Today is the Ides of March, I just realized. Yesterday was Pi Day, which friends celebrated with pies. And Terry Pratchett died 3 days ago, after suffering from a form of early dementia for several years. He was 66, too early to go.

He was a wonderful writer, someone I read for comfort, because his books are funny and charming and sane and well written, and he was the master of the fiction footnote. His footnotes don't work in e-versions of his novels, because they are put at the back of the book. They need to be at the bottom of the page, because they are part of the story. They are a great way to add information and comments that are too tangential to be in the text, except maybe enclosed in parentheses.

Anyway, a lovely writer and a loss to humanity.

SFF and LIterary Writing

The following is in response to an essay in Esquire, "How Genre Fiction Became More Important Than Literary Fiction."

First, a passage from the essay:
"The landscape of realism has narrowed. If you think of the straight literary novels of the past decade—The Marriage Plot, The Interestings, The Art of Fielding, Freedom—they often deal with stories and characters from a very particular economic and social position. Realism, as a literary project, has taken as its principle subject the minute social struggles of people who have graduated mainly from Ivy League schools."

Then my comments:
Decades ago I was reading the novels of Alice Adams and Laurie Colwin. They are both good writers in a New Yorker way.

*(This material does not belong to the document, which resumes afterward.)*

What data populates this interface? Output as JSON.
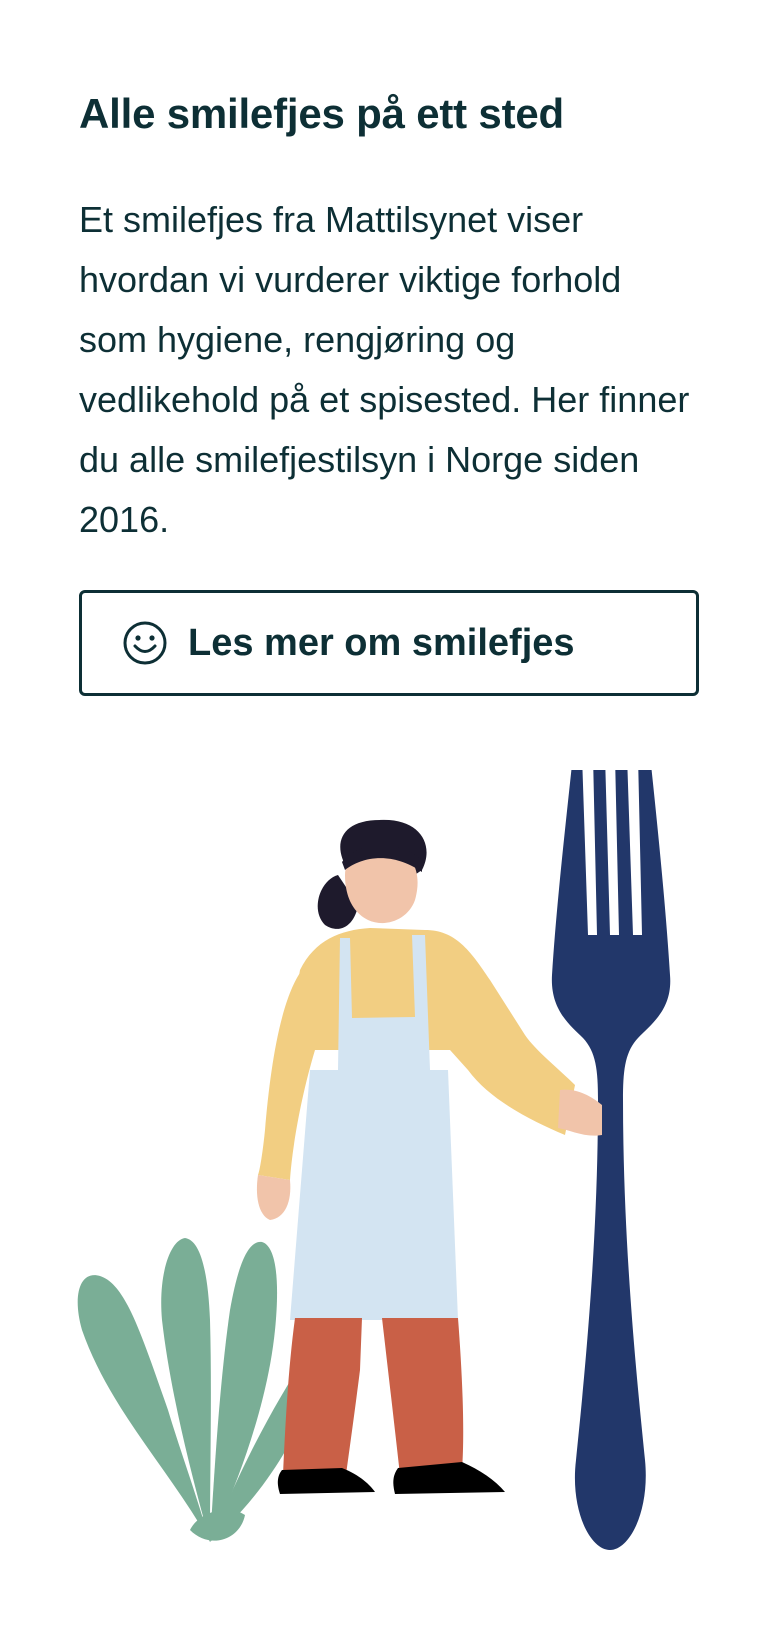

At a certain point, I think while reading Colwin, I realized I was reading about the emotional problems of people with trust funds. So I went back to science fiction.

I suppose I could see the current literary situation as the triumph of science fiction, with all these elite literary writers pillaging SFF for ideas. I don't like it, though I have no trouble with the triumph of SFF in popular culture. I suppose I ought to see a therapist re my dislike of the American upper middle class and their art. I want them to keep their sticky fingers off my beloved space ships and trolls.

What I remember about Adams at this distance in time was -- her writing had some tics that bothered me. She began too many sentences and paragraphs with 'and.' If the 'and' is actually needed, use a semi-colon instead of beginning a new sentence. Most of the time, it wasn't needed. It was there to make the style sound smoother. No. Never use words that are not needed.

Come to think of it, my ideas of style are probably shaped -- at least in part -- by the Icelandic sagas, which have a very spare style. Though they have a couple of interesting tics of their own. The sagas love prepositions, as do Minnesotans. Why say 'take hold' when you can say 'take hold of?' And like Minnesotans, the saga writers use a lot of pointer words. I don't know what the right term for these are. Words like 'there' and'then.' 'That's a nice car (or sword) you have there.' 'So how did you like the concert (or battle) then?'
I need to set myself a test. How long can I go without mentioning Iceland or the Icelandic sagas? How long can I go without mentioning my own writing?